Washington, DC – 15 November 2017 – Richard Cordray, the Director of the Consumer Financial Protection Bureau (“CFPB”), announced Wednesday that he plans to step down from that post by the end of the month. Cordray’s term was otherwise set to expire in July of 2018.
So, what does this mean for the collections and repossession world?
Don’t get too excited. Big ships move slowly and even with a more conservative appointment to this post by President Trump, changes to existing policies and procedures, that have been six years in the making, are likely to be slow to develop.
There has been talk of the appointment of Treasury Secretary Steven Mnuchin to this position, but the White House has been tight lipped as of now. Regardless of the future appointment, the White House has been critical of this previously autonomous regulating body that has operated, as designed, with impunity and without congressional oversight.
Even if a Trump appointment should begin to dismantle or weaken the powers of the CFPB, it is unlikely that many, if any of the lenders currently
under the punitive scrutiny of this body will reverse their previous policies and procedures on vetting, fees and security that were put in place as they are now considered “best practices” by most banking regulators and are unlikely to change.
Cordray’s voluntary departure had been predicted for some time based on speculation that he would return to Ohio to run for governor. There also had been the possibility that President Trump might fire him.
A federal appeals court decision in October 2016 that the CFPB was unconstitutionally structured due to the excessive autonomy Dodd-Frank granted its director, given that the president can only fire him for cause, has hung like a cloud over Cordray and the bureau. The appeals court is reconsidering its decision.
The immediate question is who will succeed Cordray. Under the Vacancies Act, a Senate-confirmed agency head such as the CFPB’s director must be replaced by another Senate-confirmed appointee.
There are no other such appointees at the CFPB, so the president will have to reach elsewhere in the executive branch to find someone to serve as acting director of the CFPB until a new permanent director can be nominated and confirmed by the Senate.
Appointing an acting director is an important decision the president must quickly make as the CFPB’s many critics want to see broad-ranging reforms quickly implemented at the agency. Those reforms would encompass both revising the rules the agency has adopted as well as the manner in which they are enforced.
One possible acting director is Treasury Secretary Steven Mnuchin, who would then delegate the day-to-day management of the CFPB to someone else. Most importantly to the CFPB’s critics, that person would begin to implement the desired reforms while waiting for a permanent director to be nominated and confirmed for a five-year term.
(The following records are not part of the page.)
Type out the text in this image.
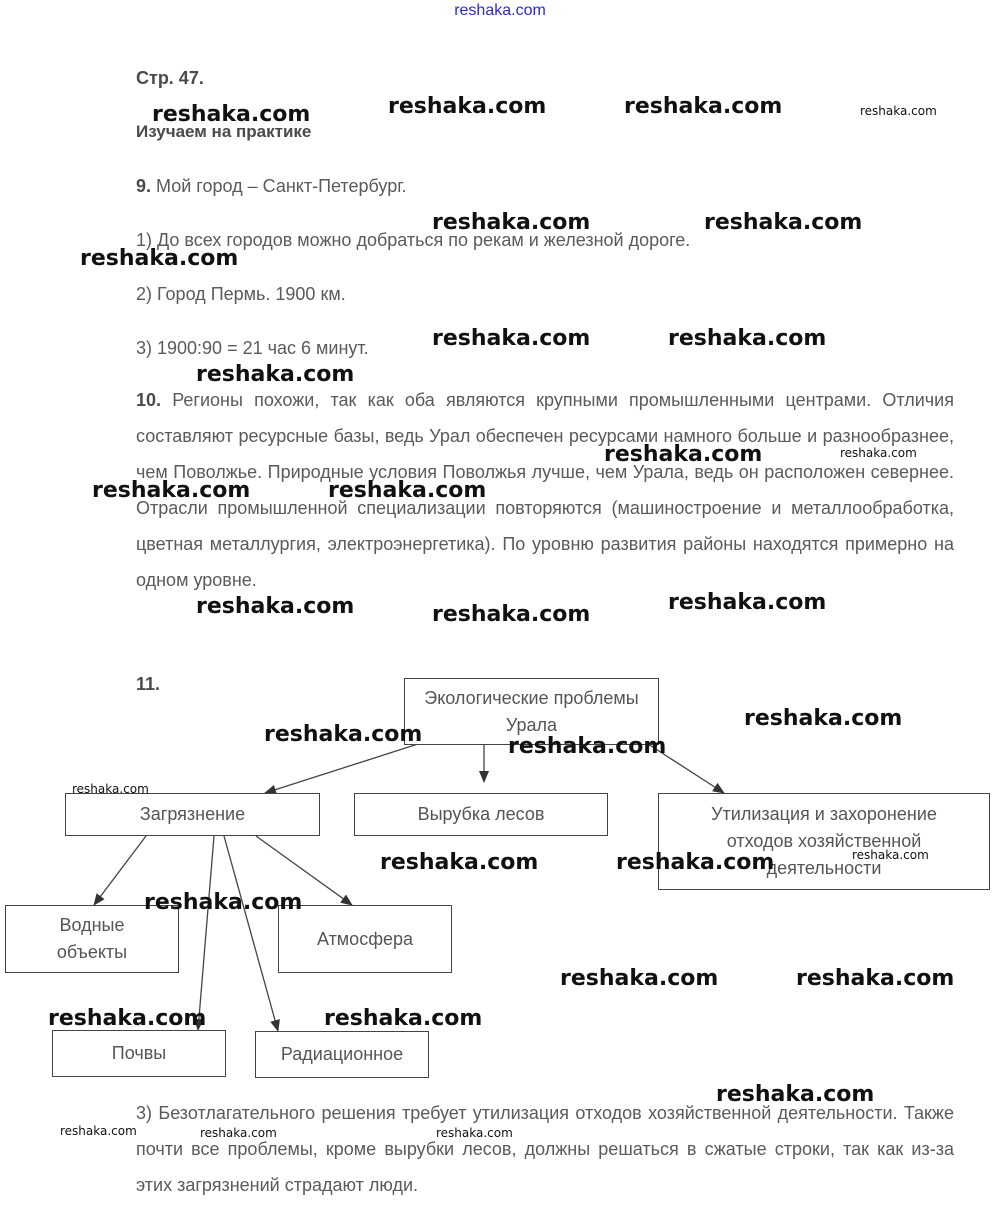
reshaka.com
Стр. 47.
Изучаем на практике
9. Мой город – Санкт-Петербург.
1) До всех городов можно добраться по рекам и железной дороге.
2) Город Пермь. 1900 км.
3) 1900:90 = 21 час 6 минут.
10. Регионы похожи, так как оба являются крупными промышленными центрами. Отличия составляют ресурсные базы, ведь Урал обеспечен ресурсами намного больше и разнообразнее, чем Поволжье. Природные условия Поволжья лучше, чем Урала, ведь он расположен севернее. Отрасли промышленной специализации повторяются (машиностроение и металлообработка, цветная металлургия, электроэнергетика). По уровню развития районы находятся примерно на одном уровне.
11.
Экологические проблемы Урала
Загрязнение	Вырубка лесов	Утилизация и захоронение отходов хозяйственной деятельности
Водные объекты
Атмосфера
Почвы	Радиационное
3) Безотлагательного решения требует утилизация отходов хозяйственной деятельности. Также почти все проблемы, кроме вырубки лесов, должны решаться в сжатые строки, так как из-за этих загрязнений страдают люди.
reshaka.com	reshaka.com	reshaka.com	reshaka.com
reshaka.com	reshaka.com
reshaka.com
reshaka.com	reshaka.com
reshaka.com
reshaka.com	reshaka.com
reshaka.com	reshaka.com
reshaka.com	reshaka.com
reshaka.com
reshaka.com
reshaka.com	reshaka.com
reshaka.com
reshaka.com	reshaka.com	reshaka.com
reshaka.com
reshaka.com	reshaka.com
reshaka.com	reshaka.com
reshaka.com
reshaka.com	reshaka.com	reshaka.com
Once an acting director has been appointed, the president could take his time in filling the director’s position since that person’s five-year term as director would not commence until confirmed by the Senate. That would ensure that a Trump appointee would serve as CFPB’s director until several years after the president’s current term ends.
That prospect, a Trump-appointed CFPB director running the agency years into the future, should be very scary for the CFPB’s advocates, notably Sen. Elizabeth Warren (D-Mass.), who conceived the CFPB and has been a key defender of it since its creation.
Consequently, congressional Democrats and other defenders of the CFPB may come to support an idea backed by many Republicans, convert the CFPB into an independent, multi-member commission comparable to other regulatory agencies, such as the Federal Deposit Insurance Corporation, the Federal Trade Commission and the Securities and Exchange Commission.
Independent commissions have many critics, but a commission’s actions, and especially its rulemaking, are much less subject to the whims of a single person and the philosophical tilt of the current administration.
That is the case because individual commission members serve fixed terms and cannot all be from one political party. Consequently, the agency’s future actions usually are slower moving and more predictable, which the regulated entities find preferable.
Another important reform that should be enacted is to subject the CFPB to the appropriations process. Presently, it is funded by the Federal Reserve, but without any external limitation on how much it spends. That has led, among other things, to a scandalously expensive renovation of its headquarters.
A final decision in the pending appellate case mentioned above that found the present structure of the CFPB is unconstitutional could tilt Congress toward converting the CFPB into an independent, multi-member regulatory commission. However, the new acting director could kill that appeal before the court renders a final decision.
Recent financial regulatory reform initiatives, notably the Financial CHOICE Act passed by the House and the bipartisan reform initiative developed by Republican and Democratic members of the Senate Banking Committee, could become the legislative vehicle for restructuring the CFPB.
Cordray’s resignation increases the odds of that occurring in the near future.